Даже если в советской системе главный политический импульс исходил от акторов, действовавших на центральном уровне, территория страны была столь гигантской, а ситуации на различных участках столь разнообразными, что было бы ошибкой забывать о республиканских и областных руководителях. Неизбежный временной зазор между Центром и его проектами, с одной стороны, и их осуществлением на местах, с другой, играл важнейшую роль, тем более что, как и в дореволюционной России, «дистанция огромного размера» и немногочисленность госаппарата обеспечивали широкие возможности для инерции, несмотря на подстегивающий эффект, который оказывала постоянная угроза чисток. Порой мы наблюдаем адаптацию спускаемых сверху директив к тому, что кажется возможным и допустимым с точки зрения местных конфигураций. Пограничное положение давало местным акторам определенную власть, что со всей очевидностью проявилось в период первой пятилетки[887]
. Мы видели это на примере Белоруссии, где по крайней мере до середины 1930-х годов Н. М. Голодед, возглавлявший с 1927 года республиканское правительство, играл роль посредника одновременно в отношениях с Москвой и с местными руководителями.Новое поколение, занявшее руководящие посты в момент чисток, четко усвоило специфическую сталинскую концепцию, которую вслед за Сильвио Понсом можно назвать «государством тотальной безопасности»[888]

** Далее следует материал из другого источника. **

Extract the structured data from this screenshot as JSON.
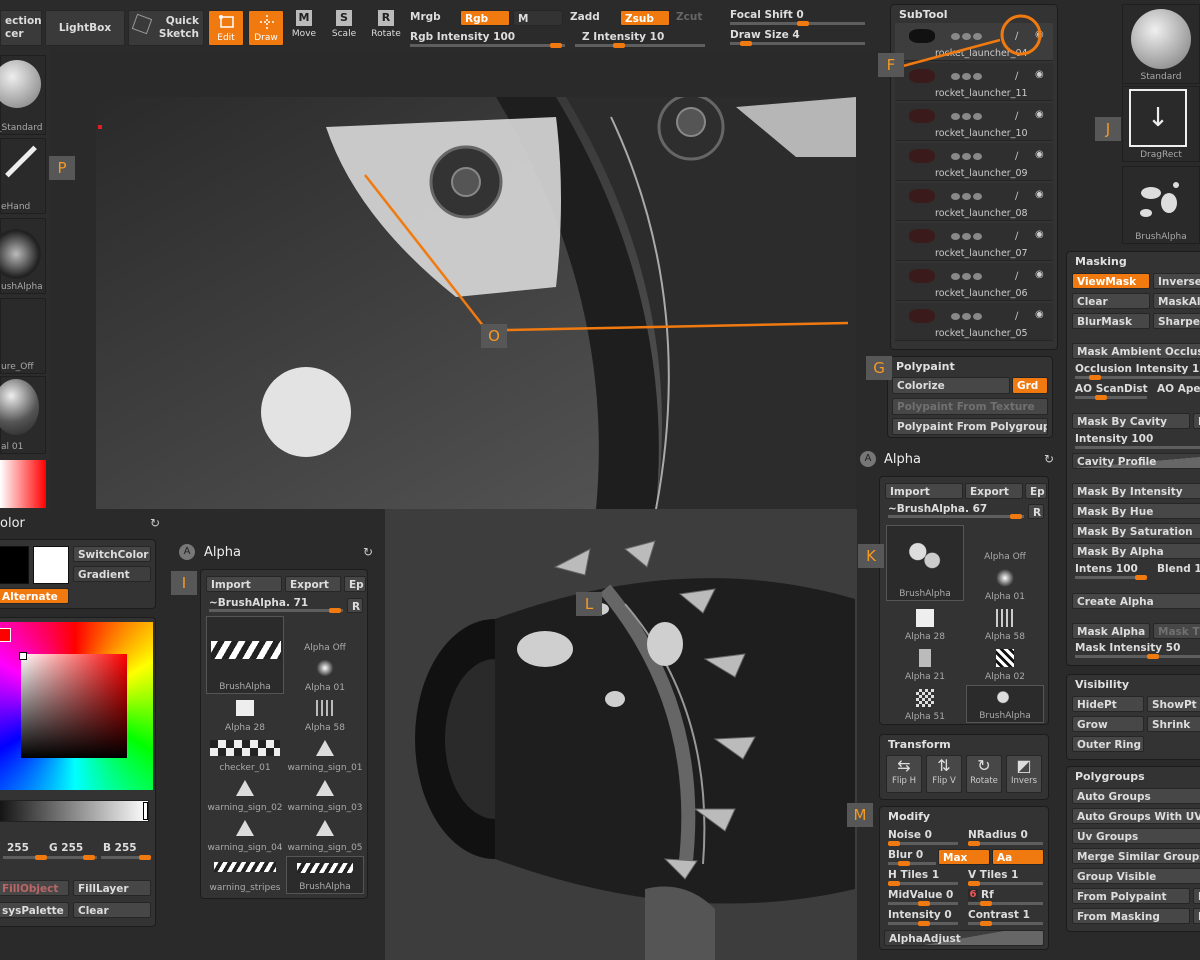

. Закон «Об измене родине» и меры, направленные против политических беженцев и иностранных граждан, Конституция 1936 года и создание новых республик в Средней Азии, перенос границ в 1939–1940 годах – за всем этим угадывается запущенный Сталиным с опорой на новые элиты процесс переформатирования государства. Заметим, что ни Сталин, ни его усердные служители не отказывались от первоначального революционного проекта. Но стремясь добиться своих целей, они прибегали ко все более односторонним и полицейским методам. Революция отныне провозглашалась сверху, а средством навязать свои порядки в ближнем зарубежье становился ультиматум.История СССР, увиденная через призму границ, неизбежно заставляет заинтересоваться вопросом отношений с соседями. Для Москвы было характерно повышенное внимание к ближнему зарубежью. Свидетельствуя о постоянном чувстве территориальной уязвимости, оно могло принимать самые разнообразные формы: политические, полицейские, экономические, дипломатические, военные, которые дополняли или противоречили друг другу в пространстве пограничья. Порой Москва могла успешно участвовать в разработке новых норм в области двусторонних отношений добрососедства, а трансграничные связи в этот период распада империй и изобретения заново межгосударственных отношений могли служить для осуществления трансферов и заимствований по обе стороны рубежей. Из-за особенностей своей экономической системы, основанной на монополии внешней торговли, советская сторона не шла так далеко в направлении развития трансграничных экономических обменов, как это делали страны, возникшие на руинах Австро-Венгрии. Но в годы НЭПа такие связи оставались жизненно важными для пограничных районов, где ощущался острый недостаток всех ресурсов. Советское руководство, привыкшее черпать энергию в столкновениях, проявило большую способность к инновациям при разработке двусторонних механизмов разрешения пограничных конфликтов и инцидентов. Оно ловко брало на вооружение и применяло в целях обеспечения мира внутри и за пределами страны такие элементы международного права, как понятие демилитаризованной буферной зоны. Как это ни парадоксально, определение ненападения, в разработке которого приняли участие советские дипломаты, послужило затем для обоснования права на вмешательство. Конкретные сценарии нападения, вступления в войну и территориальных аннексий, которые использовал Кремль в 1939–1940 годах, вписывались в более широкий контекст политики агрессии в Европе и колониях.
Во всех этих областях целью моей книги было открыть перспективы для дальнейшего трансграничного или транснационального изучения государства.